When an AI is in control of a vehicle and making a left-hand turn through traffic, it is solving for a precise turning radius – and avoiding any obstacles – using mathematical equations.

This is what the market wants and will pay for. It won’t pay for danger, and it won’t pay for failure. AI companies are optimizing for success. They are optimizing for their products to have the maximum amount of utility. It’s the corporate version of reinforcement learning.

The detractors and decels that tried to work so hard to frame OpenAI’s leadership as irresponsible and “growth at all costs,” something that was not provable, and it was simply wrong.

OpenAI and others can make improvements in both performance and safety without slowing down their innovation.

The more we work with this new technology, and develop and improve it, the better we will be able to both identify and defend against its misuse. And we won’t be giving free license to the bad actors to run away with the technology, unfettered.

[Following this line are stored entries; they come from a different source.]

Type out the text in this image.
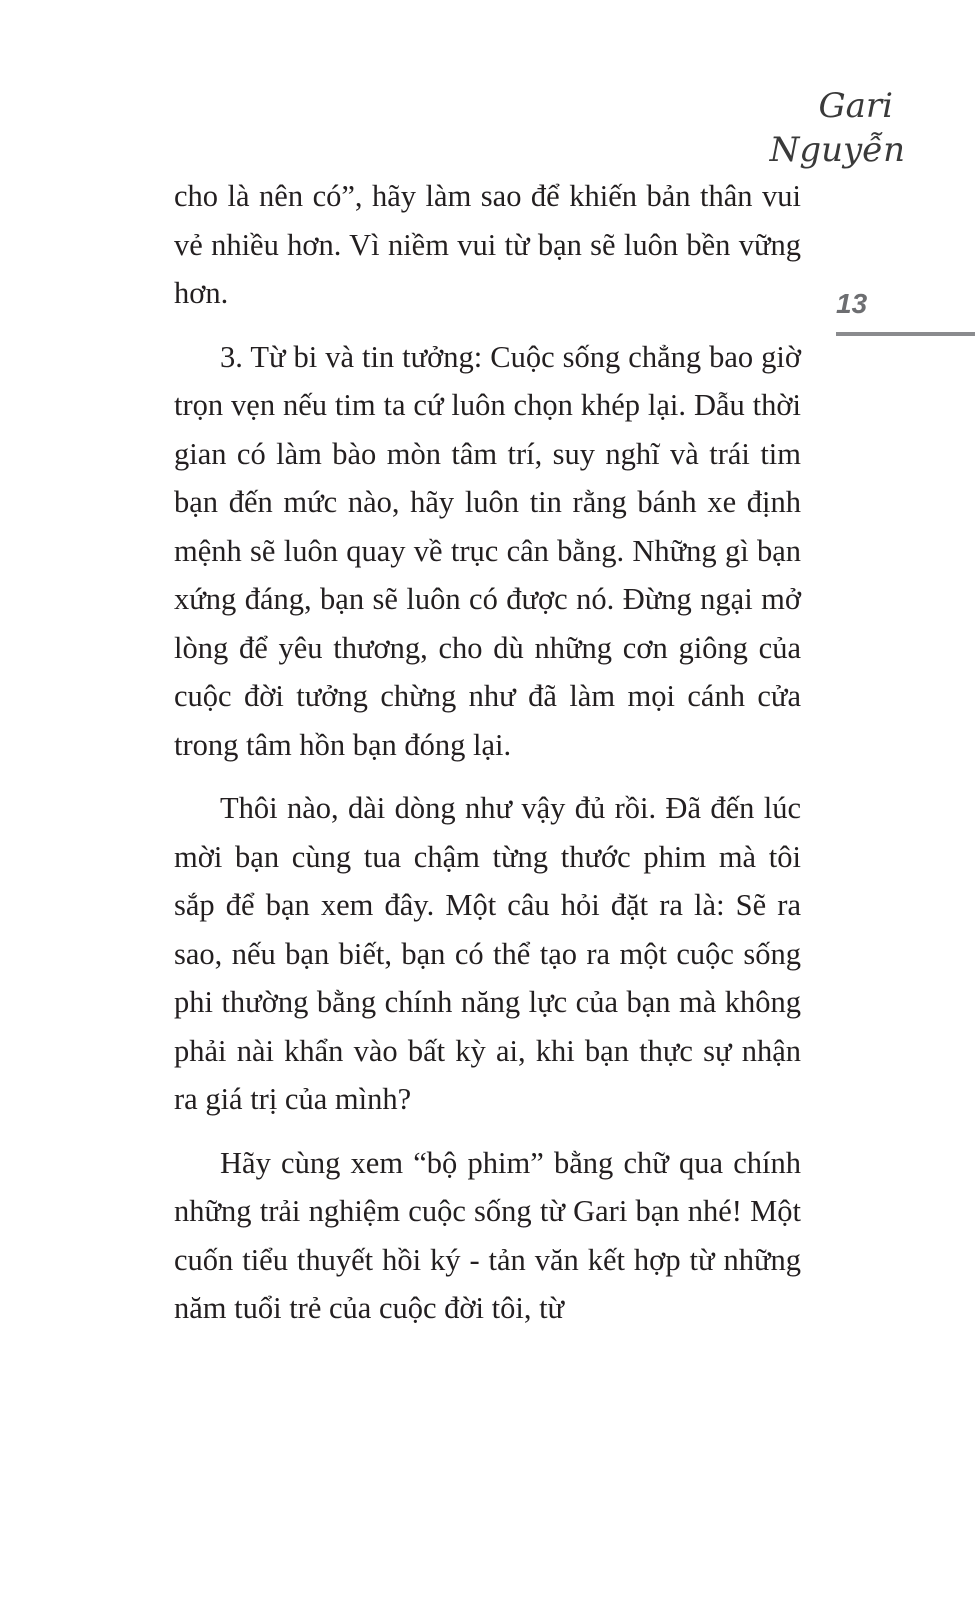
Gari
Nguyễn
13

cho là nên có”, hãy làm sao để khiến bản thân vui vẻ nhiều hơn. Vì niềm vui từ bạn sẽ luôn bền vững hơn.

3. Từ bi và tin tưởng: Cuộc sống chẳng bao giờ trọn vẹn nếu tim ta cứ luôn chọn khép lại. Dẫu thời gian có làm bào mòn tâm trí, suy nghĩ và trái tim bạn đến mức nào, hãy luôn tin rằng bánh xe định mệnh sẽ luôn quay về trục cân bằng. Những gì bạn xứng đáng, bạn sẽ luôn có được nó. Đừng ngại mở lòng để yêu thương, cho dù những cơn giông của cuộc đời tưởng chừng như đã làm mọi cánh cửa trong tâm hồn bạn đóng lại.

Thôi nào, dài dòng như vậy đủ rồi. Đã đến lúc mời bạn cùng tua chậm từng thước phim mà tôi sắp để bạn xem đây. Một câu hỏi đặt ra là: Sẽ ra sao, nếu bạn biết, bạn có thể tạo ra một cuộc sống phi thường bằng chính năng lực của bạn mà không phải nài khẩn vào bất kỳ ai, khi bạn thực sự nhận ra giá trị của mình?

Hãy cùng xem “bộ phim” bằng chữ qua chính những trải nghiệm cuộc sống từ Gari bạn nhé! Một cuốn tiểu thuyết hồi ký - tản văn kết hợp từ những năm tuổi trẻ của cuộc đời tôi, từ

Something incredible is happening right now. And we have a front-row seat.

The Cost of Synthetic Intelligence

An entirely new form of synthetic intelligence is being invented.

And while today’s LLMs tend to “think” for a period – measured in seconds – future versions will be able to “think” for days, weeks, and even months on end to determine the optimal way to solve complex problems.

That’s the significance of the chain of thought. Being able to iterate and problem-solve without being prompted is the key to self-directed research and development, something that an AGI will be capable of doing.

This latest OpenAI version o1 leaped ahead of the entire field of LLMs when given the Mensa Norway IQ test as shown below.

Its score of around 120 is not only the best of all the LLMs but also stands significantly above the average human IQ.

Source: Tracking AI

This is what OpenAI was able to achieve with roughly $10 billion of investment.

Just imagine the exponential improvement that we’ll see after $100 billion in investment. It’s coming fast, to those of us who are watching.

So it was no surprise that a few days ago, the news came out that OpenAI is raising $6.5 billion at a $150 billion valuation.

Keep in mind that its last valuation was $29 billion from a round that closed in April 2023.

It’s smart money behind the deal, as well.

Venture capital firm Thrive Capital is leading the round with a $1 billion investment, private equity giant Tiger Global is joining the round, and Microsoft, NVIDIA, and even Apple are reportedly in talks to join the round, as well.

They all see the path forward. And to get there, there is no shortcut. It will require more, much more investment in computational power. Hundreds of billions more.

They clearly all know something that most people don’t. AGI is worth a whole lot more than $150 billion.